Quasiparticle diffusion, edge losses, and back-tunneling in superconducting tunnel junctions under x-ray irradiation

Abstract

The efficiency of the charge collecting mechanism of a radiation detector based on superconducting tunnel junctions depends strongly on the competition between tunneling and losses of quasiparticles in the electrodes of the junction. In this article we discuss the loss of quasiparticles, both in the bulk and at the edges of the electrodes. The quasiparticle loss taking place during their diffusion in the junction limits the amount of charge carriers tunneling and thereby the energy resolution of the detector. A charge amplification process caused by multiple tunneling of quasiparticles is beneficial to higher signal to noise ratios. Such multiple tunneling is always present in the case of junctions based on symmetrical electrodes.
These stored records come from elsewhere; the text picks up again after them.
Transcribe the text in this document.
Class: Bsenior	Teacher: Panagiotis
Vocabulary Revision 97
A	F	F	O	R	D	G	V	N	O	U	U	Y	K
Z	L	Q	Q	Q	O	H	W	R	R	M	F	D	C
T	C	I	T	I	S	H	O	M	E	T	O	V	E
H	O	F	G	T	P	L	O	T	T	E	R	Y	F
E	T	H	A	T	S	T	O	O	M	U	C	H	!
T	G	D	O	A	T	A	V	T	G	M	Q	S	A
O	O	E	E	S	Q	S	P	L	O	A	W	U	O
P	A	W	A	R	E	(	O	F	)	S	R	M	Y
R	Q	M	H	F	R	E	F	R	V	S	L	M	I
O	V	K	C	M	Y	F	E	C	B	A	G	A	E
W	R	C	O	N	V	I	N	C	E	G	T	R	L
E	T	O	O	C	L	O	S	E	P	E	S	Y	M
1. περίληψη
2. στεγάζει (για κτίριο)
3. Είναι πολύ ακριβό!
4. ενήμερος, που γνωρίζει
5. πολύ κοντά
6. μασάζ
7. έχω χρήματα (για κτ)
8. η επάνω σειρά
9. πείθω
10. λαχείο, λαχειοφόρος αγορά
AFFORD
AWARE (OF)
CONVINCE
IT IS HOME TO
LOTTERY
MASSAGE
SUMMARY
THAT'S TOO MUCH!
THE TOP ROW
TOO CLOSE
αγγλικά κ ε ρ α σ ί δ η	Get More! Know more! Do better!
In this article we present a theory for the detector response which takes into account both multiple tunneling and the diffusion of quasiparticles. A model is presented for the spectral response of the detector based on four parameters one of which is the degree of back-tunneling present in the device. Analytical solutions of the model for rectangular and circular junctions are discussed. The predictions of the theory are compared with an experimental pulse height spectrum obtained on a ${\mathrm{Nb/Al}}_{\mathrm{2}}{\mathrm{O}}_{\mathrm{3}}\mathrm{/Nb}$ junction.